La courte introduction ekphrastique permet surtout d'introduire cette alliance paradoxale des contraires («Mais ce lieu si riant n'en est pas attristé») qui va présenter la mélancolie comme une jouissance («Et sa mélancolie accroît sa volupté») puis constituer la première définition de la mélancolie quelques vers plus loin: «Bonheur des malheureux, tendre mélancolie!». L'oxymore sonne comme le point culminant d'un élan lyrique «O sentiment plus pur, plus doux que la folie!» qui annonce la valeur éminemment positive du sentiment de la mélancolie, à travers les notions de pureté et de douceur. L'interrogation rhétorique qui suit, «Trouverai-je pour toi d'assez douces couleurs?» montre l'enjeu du poème: peindre un tableau de la mélancolie, mais souligne aussi l'engagement d'un je lyrique qui, le temps d'un vers, épanche ses sentiments («Que ton souris me plaît, et que j'aime tes pleurs!»), pour mieux les taire au vers suivant, vers vide suggérant aussi bien une coupe, aléatoire, dans le texte, qu'un silence volontaire. Quoi qu'il en soit, cette pause marque le passage à l'objectivité d'un récit à la troisième personne, objectivité qui sied à l'exposé rationnel de la définition de la mélancolie vis-à-vis des autres passions.
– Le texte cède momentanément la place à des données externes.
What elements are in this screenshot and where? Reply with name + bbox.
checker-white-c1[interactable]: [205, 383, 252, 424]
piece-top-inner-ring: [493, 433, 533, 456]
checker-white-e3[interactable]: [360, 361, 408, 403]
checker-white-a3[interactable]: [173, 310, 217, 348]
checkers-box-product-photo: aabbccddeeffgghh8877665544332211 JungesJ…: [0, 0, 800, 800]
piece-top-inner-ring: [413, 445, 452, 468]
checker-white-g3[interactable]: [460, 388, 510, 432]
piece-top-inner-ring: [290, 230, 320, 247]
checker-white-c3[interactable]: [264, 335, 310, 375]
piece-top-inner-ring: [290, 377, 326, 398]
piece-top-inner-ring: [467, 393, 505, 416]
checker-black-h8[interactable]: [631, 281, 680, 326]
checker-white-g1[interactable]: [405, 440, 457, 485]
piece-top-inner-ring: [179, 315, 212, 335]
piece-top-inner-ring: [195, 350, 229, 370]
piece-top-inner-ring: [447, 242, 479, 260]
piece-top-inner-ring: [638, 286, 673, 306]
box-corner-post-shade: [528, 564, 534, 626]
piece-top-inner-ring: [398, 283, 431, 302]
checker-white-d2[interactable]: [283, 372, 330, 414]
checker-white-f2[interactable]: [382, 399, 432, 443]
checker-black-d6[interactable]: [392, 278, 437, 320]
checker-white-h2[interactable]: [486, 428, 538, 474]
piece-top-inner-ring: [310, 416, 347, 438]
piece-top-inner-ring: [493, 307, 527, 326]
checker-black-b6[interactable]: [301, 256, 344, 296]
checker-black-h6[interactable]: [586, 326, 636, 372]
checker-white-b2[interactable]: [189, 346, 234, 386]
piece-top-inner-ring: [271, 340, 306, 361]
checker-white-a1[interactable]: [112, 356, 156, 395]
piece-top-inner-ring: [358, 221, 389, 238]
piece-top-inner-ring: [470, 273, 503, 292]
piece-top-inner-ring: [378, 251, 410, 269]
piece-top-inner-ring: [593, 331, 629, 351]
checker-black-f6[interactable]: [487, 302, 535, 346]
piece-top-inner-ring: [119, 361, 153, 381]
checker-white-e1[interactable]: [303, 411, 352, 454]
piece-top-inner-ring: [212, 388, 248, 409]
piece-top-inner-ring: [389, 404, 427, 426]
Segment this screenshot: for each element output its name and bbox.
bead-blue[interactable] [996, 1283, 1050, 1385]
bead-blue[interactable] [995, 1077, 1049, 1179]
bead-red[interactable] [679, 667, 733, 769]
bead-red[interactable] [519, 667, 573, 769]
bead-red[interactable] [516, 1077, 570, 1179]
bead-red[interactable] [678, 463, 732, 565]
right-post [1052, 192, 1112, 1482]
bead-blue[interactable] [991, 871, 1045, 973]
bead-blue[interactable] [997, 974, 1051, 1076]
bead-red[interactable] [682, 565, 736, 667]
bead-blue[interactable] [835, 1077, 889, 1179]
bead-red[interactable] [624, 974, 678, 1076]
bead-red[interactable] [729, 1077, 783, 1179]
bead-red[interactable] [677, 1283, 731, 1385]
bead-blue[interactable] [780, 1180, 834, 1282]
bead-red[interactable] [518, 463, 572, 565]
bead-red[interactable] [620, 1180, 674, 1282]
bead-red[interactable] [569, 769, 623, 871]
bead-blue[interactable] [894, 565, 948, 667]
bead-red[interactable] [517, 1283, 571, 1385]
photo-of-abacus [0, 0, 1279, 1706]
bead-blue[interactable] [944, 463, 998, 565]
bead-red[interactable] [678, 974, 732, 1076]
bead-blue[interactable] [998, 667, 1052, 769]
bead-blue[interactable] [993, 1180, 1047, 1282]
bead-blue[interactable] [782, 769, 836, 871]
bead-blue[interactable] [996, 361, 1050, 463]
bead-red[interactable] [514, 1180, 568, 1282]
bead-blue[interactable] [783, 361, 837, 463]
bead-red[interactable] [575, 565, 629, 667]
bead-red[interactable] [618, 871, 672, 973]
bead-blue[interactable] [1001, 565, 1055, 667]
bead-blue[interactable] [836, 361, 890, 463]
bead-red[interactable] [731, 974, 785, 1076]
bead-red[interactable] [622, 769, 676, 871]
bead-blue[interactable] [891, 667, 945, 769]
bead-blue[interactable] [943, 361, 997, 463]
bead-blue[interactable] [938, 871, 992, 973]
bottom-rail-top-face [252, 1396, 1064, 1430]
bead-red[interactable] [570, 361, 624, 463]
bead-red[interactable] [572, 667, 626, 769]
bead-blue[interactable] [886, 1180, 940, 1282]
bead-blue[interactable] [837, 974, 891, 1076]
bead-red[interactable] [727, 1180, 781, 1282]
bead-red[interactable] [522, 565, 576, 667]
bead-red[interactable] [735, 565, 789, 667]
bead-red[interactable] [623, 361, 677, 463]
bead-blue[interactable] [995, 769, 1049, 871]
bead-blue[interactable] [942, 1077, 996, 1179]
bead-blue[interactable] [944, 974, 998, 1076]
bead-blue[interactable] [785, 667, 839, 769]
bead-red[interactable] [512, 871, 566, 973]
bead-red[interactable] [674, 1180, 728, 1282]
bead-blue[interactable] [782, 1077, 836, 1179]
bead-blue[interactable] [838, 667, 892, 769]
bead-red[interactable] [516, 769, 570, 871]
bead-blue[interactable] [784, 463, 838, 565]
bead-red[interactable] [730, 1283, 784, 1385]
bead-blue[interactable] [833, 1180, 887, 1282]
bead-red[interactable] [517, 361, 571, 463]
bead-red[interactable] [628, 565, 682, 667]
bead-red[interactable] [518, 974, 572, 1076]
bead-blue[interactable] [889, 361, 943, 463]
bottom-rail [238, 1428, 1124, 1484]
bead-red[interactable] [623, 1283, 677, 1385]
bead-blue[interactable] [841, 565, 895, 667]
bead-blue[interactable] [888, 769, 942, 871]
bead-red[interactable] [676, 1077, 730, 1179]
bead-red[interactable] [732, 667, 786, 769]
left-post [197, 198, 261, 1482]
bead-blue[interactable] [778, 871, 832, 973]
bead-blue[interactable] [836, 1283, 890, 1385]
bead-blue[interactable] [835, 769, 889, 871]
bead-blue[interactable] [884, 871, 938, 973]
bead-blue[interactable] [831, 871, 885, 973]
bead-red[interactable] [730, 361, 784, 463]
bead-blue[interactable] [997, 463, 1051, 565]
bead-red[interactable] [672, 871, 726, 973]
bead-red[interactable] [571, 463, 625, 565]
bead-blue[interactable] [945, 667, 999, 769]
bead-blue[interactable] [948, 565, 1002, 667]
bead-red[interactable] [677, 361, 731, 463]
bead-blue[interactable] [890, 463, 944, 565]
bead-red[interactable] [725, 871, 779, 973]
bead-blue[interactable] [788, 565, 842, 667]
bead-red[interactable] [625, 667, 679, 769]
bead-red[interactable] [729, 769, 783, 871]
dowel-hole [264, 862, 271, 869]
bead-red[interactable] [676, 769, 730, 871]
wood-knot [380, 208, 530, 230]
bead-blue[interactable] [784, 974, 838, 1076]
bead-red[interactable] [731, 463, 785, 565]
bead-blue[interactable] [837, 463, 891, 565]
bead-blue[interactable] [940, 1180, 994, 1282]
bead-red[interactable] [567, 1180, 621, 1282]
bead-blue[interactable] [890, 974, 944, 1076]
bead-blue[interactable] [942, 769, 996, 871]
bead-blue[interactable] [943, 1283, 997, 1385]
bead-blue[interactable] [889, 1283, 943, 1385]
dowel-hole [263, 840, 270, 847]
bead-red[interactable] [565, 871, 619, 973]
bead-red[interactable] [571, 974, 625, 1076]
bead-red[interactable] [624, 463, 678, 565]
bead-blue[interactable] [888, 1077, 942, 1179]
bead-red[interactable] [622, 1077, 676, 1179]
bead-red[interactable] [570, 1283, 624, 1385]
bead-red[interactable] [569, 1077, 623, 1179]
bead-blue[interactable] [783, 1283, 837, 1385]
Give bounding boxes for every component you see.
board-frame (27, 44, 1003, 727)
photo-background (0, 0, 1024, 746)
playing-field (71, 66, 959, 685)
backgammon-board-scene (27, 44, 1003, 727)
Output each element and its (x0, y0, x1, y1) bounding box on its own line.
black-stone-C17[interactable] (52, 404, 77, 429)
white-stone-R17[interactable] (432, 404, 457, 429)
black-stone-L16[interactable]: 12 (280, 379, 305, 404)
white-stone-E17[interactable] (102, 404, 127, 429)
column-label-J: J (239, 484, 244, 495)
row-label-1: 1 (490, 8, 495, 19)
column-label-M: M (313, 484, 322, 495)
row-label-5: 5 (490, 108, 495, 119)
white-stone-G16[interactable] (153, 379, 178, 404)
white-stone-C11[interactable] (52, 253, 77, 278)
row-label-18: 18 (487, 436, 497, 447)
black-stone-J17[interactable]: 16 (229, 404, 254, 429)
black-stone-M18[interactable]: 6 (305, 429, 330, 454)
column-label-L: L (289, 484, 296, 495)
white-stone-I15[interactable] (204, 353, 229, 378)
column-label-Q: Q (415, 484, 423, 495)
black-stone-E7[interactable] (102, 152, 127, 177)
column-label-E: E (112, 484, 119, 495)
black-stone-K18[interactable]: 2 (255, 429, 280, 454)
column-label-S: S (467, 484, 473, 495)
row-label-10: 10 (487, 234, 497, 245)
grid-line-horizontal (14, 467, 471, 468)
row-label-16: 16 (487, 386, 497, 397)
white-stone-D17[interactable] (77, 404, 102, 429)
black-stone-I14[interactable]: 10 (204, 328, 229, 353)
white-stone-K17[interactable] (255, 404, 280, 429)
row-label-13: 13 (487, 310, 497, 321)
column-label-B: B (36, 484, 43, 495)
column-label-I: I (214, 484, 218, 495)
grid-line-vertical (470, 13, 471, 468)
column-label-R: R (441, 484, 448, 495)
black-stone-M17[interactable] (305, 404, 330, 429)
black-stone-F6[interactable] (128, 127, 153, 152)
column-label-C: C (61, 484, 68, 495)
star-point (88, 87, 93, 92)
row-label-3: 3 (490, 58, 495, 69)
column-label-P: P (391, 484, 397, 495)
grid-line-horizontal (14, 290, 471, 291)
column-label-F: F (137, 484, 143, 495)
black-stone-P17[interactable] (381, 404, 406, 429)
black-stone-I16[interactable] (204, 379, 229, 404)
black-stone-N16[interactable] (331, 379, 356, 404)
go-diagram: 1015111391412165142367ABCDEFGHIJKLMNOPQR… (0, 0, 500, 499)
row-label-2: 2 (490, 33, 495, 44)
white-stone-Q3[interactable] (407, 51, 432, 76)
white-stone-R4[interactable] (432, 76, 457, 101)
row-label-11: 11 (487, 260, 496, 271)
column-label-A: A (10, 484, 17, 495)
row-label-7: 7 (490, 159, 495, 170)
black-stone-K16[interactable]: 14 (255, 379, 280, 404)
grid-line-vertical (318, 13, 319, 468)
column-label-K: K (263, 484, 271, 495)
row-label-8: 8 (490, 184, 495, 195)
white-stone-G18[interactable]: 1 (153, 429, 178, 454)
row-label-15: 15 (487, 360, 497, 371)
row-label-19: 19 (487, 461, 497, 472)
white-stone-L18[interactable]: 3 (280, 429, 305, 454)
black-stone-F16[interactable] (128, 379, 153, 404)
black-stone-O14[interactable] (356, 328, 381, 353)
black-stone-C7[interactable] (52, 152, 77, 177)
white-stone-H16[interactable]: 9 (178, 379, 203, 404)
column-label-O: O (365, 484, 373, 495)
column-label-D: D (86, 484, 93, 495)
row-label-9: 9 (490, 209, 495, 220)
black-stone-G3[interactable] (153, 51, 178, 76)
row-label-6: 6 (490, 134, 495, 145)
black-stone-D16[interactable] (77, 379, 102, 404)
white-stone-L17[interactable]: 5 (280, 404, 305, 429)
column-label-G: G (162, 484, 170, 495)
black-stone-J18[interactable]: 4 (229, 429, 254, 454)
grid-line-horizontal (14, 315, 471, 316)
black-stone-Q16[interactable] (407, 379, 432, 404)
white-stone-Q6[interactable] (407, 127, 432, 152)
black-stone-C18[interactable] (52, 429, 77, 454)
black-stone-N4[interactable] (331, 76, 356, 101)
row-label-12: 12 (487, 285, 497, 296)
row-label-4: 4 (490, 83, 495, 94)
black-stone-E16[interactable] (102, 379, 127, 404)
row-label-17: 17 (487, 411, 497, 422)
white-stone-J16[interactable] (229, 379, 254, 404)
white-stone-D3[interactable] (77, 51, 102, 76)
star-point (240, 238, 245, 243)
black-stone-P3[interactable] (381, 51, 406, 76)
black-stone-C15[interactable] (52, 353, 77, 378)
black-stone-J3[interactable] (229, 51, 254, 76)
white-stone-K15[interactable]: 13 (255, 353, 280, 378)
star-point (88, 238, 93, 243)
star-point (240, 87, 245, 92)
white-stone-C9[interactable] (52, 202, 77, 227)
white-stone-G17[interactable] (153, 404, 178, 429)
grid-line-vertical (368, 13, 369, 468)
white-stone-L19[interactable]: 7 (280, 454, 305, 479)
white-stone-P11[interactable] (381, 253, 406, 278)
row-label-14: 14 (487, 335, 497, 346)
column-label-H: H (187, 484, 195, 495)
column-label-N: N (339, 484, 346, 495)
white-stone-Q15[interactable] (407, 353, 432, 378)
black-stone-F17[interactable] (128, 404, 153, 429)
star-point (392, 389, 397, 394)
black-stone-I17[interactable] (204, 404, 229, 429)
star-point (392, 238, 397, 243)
La mélancolie avait déjà été distinguée de la folie dans l'introduction; elle est maintenant présentée par rapport aux passions fortes que sont le désespoir, le chagrin, la douleur, pour finalement être définie comme «fille du malheur». La mélancolie se caractérise par la douceur, notion répétée à sept reprises dans le poème. C'est son action bienfaisante qui est chantée; elle tempère la violence des passions, celle «Qui, d'un air triste et doux, vient sourire au malheur, / Adoucit le chagrin et calme la douleur». Dans ce dernier vers, l'équilibre entre la peine et la sérénité qu'apporte la mélancolie s'exprime dans la mesure de l'alexandrin, dont chaque hémistiche, de part et d'autre de la conjonction «et», est également composé d'un verbe et d'un complément nominal lui-même constitué de deux syllabes. L'organisation du vers met ainsi en scène l'équilibre que donne la mélancolie, tout en annonçant cet entre-deux mystérieux, cette «nuance» qui la définit:

De la peine au bonheur, délicate nuance;

Ce n'est pas le plaisir, ce n'est plus la souffrance;

La joie est loin encor, le désespoir a fui.

Dans ces trois vers qui forment le point culminant de la définition de la mélancolie, la conjonction «et» à l'hémistiche laisse place à la virgule, qui suggère tout en l'atténuant l'opposition des contraires exprimés par les notions abstraites «plaisir-souffrance», «joie- désespoir»; le parallélisme syntaxique et sonore des deuxième et troisième vers explicite la définition de la mélancolie donné au premier vers, comme un point d'équilibre «de la peine au bonheur». Plus qu'une illustration conceptuelle, le balancement régulier des alexandrins donne un résumé prosodique de la délicatesse de la mélancolie. Mais brusquement, le vers suivant rompt cet équilibre sonore et rythmique: «Mais, fille du malheur, elle a des traits de lui». Deux virgules coupent le premier hémistiche qui contient aussi l'accent sémantique du vers «fille du malheur», faisant oublier l'autre moitié du vers, comme le suggère aussi la rime «fui/lui». C'est aussi cette personnification de la mélancolie qui permet la transition avec la seconde partie du poème, consacrée à un portrait psychologique de la mélancolie.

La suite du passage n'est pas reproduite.